6 Ways to Make a Gap Year More Valuable

Written by: Steph Dyson

It can be a struggle to convince your parents that a gap year can be more than a fugue of full moon parties and nights spent discussing the remedial powers of local drugs or who was officially the best Batman. Look no further: we’ve got you covered.

You can silence even the loudest of naysayers with this list of ways to get the most out of your travels, and prove that a trip around the world really is the most valuable way to spend a year out.

1. Volunteer and gain those all-important ‘soft skills’

Whether it involves cleaning up horse poo on a farm in Australia or teaching English to kids in Peru, volunteering on an ethical project is an undeniably valuable way of travelling. You get the fuzzy feeling of making a difference, but also acquire important life lessons, or ‘soft skills’ as they’re known in the business world. Learn to work with people from all walks of life (aka ‘people skills’) and cut those apron strings as you realise you can’t call mummy every time something goes tits up (aka ‘independence’).

Volunteer with children

2. Learn a language and bask in your new opportunities, mon chéri!

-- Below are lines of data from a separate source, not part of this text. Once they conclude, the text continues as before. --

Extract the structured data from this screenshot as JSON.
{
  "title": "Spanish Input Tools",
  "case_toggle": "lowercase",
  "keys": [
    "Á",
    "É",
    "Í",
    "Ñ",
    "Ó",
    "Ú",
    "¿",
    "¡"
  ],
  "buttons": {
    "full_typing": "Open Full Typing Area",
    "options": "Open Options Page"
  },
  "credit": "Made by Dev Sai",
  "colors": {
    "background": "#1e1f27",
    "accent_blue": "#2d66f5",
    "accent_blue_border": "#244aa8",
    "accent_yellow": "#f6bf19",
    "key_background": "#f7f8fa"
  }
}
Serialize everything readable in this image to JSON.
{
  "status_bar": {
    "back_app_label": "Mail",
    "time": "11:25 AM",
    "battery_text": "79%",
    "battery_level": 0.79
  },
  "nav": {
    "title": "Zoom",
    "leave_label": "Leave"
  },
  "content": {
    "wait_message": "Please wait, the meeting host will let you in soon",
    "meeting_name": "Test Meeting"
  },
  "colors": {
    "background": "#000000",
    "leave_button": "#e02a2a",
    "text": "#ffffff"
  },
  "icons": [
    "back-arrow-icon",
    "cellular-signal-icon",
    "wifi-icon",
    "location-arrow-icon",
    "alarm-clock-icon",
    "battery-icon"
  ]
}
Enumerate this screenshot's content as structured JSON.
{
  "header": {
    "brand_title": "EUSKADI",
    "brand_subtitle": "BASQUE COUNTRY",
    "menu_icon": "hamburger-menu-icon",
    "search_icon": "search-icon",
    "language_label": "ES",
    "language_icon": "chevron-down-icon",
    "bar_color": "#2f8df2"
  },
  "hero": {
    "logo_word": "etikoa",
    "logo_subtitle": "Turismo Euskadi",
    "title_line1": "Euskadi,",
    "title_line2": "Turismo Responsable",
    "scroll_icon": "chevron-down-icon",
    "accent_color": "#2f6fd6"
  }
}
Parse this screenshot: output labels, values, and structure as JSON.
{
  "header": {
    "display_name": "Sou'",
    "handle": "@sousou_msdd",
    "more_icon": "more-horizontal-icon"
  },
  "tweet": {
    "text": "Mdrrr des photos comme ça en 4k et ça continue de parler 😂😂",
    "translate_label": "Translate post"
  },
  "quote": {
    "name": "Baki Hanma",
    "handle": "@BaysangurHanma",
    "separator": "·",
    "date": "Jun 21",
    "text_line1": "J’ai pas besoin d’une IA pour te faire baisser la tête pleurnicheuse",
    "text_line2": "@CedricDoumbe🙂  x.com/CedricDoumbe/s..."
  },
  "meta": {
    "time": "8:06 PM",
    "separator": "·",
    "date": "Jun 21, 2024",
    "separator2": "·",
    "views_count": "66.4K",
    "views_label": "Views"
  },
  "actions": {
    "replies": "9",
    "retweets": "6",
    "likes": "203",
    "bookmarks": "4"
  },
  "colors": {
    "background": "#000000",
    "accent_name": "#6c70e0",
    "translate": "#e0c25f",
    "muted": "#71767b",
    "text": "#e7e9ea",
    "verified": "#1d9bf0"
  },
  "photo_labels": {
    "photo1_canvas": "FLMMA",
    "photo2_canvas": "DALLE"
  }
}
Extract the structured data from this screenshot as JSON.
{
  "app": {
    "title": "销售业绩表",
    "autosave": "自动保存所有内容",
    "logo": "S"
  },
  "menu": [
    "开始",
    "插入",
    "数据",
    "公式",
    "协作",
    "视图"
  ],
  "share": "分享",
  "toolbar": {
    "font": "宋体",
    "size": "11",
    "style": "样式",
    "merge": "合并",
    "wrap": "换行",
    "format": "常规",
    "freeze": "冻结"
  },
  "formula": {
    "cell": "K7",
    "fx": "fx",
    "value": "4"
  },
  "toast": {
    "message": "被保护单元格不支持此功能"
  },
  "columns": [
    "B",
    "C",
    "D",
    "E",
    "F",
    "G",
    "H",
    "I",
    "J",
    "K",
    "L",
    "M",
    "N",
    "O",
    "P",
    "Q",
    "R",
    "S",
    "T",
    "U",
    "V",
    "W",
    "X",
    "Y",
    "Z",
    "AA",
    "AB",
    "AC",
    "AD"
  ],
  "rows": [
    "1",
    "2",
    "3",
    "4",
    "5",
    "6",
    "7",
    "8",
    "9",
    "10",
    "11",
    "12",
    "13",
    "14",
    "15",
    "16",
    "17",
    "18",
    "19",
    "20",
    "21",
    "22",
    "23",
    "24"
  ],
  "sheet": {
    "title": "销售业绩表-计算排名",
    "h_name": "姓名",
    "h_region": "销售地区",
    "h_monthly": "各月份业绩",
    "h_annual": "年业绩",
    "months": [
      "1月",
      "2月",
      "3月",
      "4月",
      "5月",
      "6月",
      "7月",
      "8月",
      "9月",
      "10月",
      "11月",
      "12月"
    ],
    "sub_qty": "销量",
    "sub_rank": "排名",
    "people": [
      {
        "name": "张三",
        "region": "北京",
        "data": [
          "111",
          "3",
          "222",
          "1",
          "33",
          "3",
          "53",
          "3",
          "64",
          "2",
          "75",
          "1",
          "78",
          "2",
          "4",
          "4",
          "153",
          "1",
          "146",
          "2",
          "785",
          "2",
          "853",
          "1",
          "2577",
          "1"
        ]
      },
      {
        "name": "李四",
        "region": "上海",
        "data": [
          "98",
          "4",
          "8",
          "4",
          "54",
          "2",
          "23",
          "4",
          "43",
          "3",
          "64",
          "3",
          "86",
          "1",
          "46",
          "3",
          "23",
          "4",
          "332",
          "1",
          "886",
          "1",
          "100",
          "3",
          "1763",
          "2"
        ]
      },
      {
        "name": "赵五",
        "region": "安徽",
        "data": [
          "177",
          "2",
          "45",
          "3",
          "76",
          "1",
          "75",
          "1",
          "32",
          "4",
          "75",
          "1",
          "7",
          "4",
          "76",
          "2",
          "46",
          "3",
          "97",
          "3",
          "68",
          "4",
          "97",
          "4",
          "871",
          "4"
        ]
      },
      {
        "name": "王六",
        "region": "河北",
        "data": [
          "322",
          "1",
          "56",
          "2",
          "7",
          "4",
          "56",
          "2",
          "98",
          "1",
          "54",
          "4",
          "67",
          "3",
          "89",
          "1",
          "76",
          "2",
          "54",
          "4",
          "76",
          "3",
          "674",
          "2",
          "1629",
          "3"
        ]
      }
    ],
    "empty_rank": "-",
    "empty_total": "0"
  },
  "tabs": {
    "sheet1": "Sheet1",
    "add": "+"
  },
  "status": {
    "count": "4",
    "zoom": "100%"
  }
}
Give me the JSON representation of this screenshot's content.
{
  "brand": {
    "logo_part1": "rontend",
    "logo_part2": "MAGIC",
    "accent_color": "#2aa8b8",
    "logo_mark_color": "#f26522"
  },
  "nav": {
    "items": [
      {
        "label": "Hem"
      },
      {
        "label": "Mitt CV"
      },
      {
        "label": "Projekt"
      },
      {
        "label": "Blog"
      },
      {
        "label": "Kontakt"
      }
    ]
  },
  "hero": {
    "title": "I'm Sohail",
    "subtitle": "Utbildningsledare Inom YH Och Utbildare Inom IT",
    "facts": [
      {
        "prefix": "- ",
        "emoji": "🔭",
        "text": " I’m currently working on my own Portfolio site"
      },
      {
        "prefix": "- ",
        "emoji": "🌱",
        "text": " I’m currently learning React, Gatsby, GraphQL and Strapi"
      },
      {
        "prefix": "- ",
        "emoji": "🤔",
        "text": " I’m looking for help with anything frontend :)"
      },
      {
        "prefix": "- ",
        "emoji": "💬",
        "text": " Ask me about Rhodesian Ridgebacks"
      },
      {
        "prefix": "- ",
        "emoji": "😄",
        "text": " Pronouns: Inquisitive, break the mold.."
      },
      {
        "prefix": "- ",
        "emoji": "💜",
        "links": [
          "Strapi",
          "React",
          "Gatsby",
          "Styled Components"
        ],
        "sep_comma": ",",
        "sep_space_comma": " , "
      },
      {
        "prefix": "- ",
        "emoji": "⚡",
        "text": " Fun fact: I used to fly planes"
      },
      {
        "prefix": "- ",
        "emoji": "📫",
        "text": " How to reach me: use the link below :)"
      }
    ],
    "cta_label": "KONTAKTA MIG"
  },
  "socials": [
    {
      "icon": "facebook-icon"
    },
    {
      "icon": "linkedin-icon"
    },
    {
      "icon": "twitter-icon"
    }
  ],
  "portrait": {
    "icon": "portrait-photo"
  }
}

Firstly, speaking another language is an excellent strategy for picking up prospective beaus; believe me, nothing is hotter than being multi-lingual (scientifically proven!). Beyond an increase in your sex appeal, learning a language on your gap year can increase your job prospects and make it a damn sight easier to successfully order a beer.

Most countries have their hubs for learning the local language, but to pick up some of the globe’s most useful, head to China’s Shanghai for Mandarin classes or study Spanish in – my personal favourite – (and one of South America’s cheapest places) Sucre in Bolivia.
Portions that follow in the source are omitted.